El tornado sale de mi… y toda esa
revoltura provoca que escupa tu amor como un gato que escupe una bola de pelos.
Soy volcán y tú hielo.
Soy ternura en un arcoíris para ocultar
que no tengo sueño.
Lentamente se me duerme el viento, se me
alegra la luna, se me enchina el recuerdo. Lentamente camino a cualquier lado
que sea opuesto al que caminas tú, Camino a oscuras para no toparme contigo y
no verte y no querer descubrirte entre la gente.
Camino a oscuras para por si llego a tocar un cuerpo no
pensar que es tu piel, ni tus brazos ni tu pecho el que me deja sin aire.
Camino a oscuras siendo un ser de luz
para tratar de entender de donde salía tanta negrura de tu corazón.
Pero lo importante querido señor de las
tinieblas y aunque tú pensarás que te extraño fíjate bien en mis mismas
frases, lo importante es que sin
ti… camino.
Dejo que el tornado salga de mí y que
toda mi revoltura se pierda en el mar para no mojarme mas por ti. Para no
probar tu sudor salado que me cae cuando me muerdes el cuello y estas arriba de
mi… adentro de mi… y yo anhelando que no salgas jamás… y tu anhelando estar con
alguien mas.
El tornado mata pero yo no mato ni mi
propia idea de dejarte… solo muero… muero como el huracán deja de serlo y se
vuelve tormenta mediocre y luego lluvia y luego cielo sin nubes si quiera…
muero de celos de tus pendientes que no son verme y tus compromisos que no
están en un anillo en mi mano izquierda, esa mano que a veces intentaba
jalártela pero no lo hacia tan bien como la derecha pero lo intentaba.
Pierdo mi fuerza al dejarte. Pero pierdo
más al quedarme y sentir que me domas cuando juré ser indomable.

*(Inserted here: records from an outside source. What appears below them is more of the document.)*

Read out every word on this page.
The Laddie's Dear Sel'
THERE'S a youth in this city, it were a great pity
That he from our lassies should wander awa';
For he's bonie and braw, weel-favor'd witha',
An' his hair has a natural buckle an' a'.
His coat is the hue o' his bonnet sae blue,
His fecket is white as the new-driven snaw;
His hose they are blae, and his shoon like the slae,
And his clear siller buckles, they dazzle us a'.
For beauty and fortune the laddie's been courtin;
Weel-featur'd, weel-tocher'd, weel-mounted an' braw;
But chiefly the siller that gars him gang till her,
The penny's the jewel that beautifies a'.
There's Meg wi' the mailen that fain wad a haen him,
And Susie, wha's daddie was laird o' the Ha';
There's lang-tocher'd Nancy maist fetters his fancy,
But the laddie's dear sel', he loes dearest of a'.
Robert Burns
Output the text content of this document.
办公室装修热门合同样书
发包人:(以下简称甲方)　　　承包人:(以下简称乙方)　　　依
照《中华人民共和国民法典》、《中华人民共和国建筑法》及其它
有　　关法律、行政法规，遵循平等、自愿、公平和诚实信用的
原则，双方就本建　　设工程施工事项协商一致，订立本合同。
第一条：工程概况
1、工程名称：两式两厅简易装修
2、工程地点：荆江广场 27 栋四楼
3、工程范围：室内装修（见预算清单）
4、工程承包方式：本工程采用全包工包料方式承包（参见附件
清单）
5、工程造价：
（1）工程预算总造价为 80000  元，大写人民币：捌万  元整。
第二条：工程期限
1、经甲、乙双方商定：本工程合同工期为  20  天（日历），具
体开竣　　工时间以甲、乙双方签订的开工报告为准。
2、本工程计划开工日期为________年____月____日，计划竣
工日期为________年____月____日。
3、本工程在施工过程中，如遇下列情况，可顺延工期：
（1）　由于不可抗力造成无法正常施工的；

No me lastima la ausencia, me lastima lo
caudalosa que transita la sangre de tus venas. No me entristece el no verte, me
entristece la parcimonia con que tu voz resuena en el auricular. No me duele tu
lejanía, me duelen las manos… de frotarme los senos y la vagina sabiendo que tú
lo podrías hacer. NO me llenas de ansias ni de frustración, no me salvas la
lengua, ni las letras ni la mera ocasión de verte. Simplemente tú eres un gran
y terrorífico NO.
NO me quiero
comer tu ausencia, atragantarme de azucar y harina como si fueran suplentes de
tus caricias. Quiero dejarme de mirar al espejo y decir que estoy gorda. No lo
soporto. Quiero ocultarme entre las sabanas hasta que amanezca flaca. Flaca y
sin celulitis.
Y me pierdo en
mi cama de espinas y me entierro unas cuantas en el corazón, en las ilusiones y
en las viejas heridas que había olvidado que seguían allí. Me entierro los
dedos en la que llamaste tu vagina para que sepa que ya no tiene dueño… que es
huérfana de taladro… viuda de martillo… divorciada de enfado y que ahora deberá
deambular sola y seca… o mojada … buscando ponértela erecta aunque sea para que
me dediques puñetas y volverme tornado y revolverme absurdamente en tus ideas.
Soy un acento
perdido entre la última y la antepenúltima letra de las esdrújulas. Una
cicatriz que dejaron mis uñas en tu espalda. Soy una letra solitaria deseando
ser todas tus letras... ahora lo entiendo… tú siempre tuviste mala ortografia.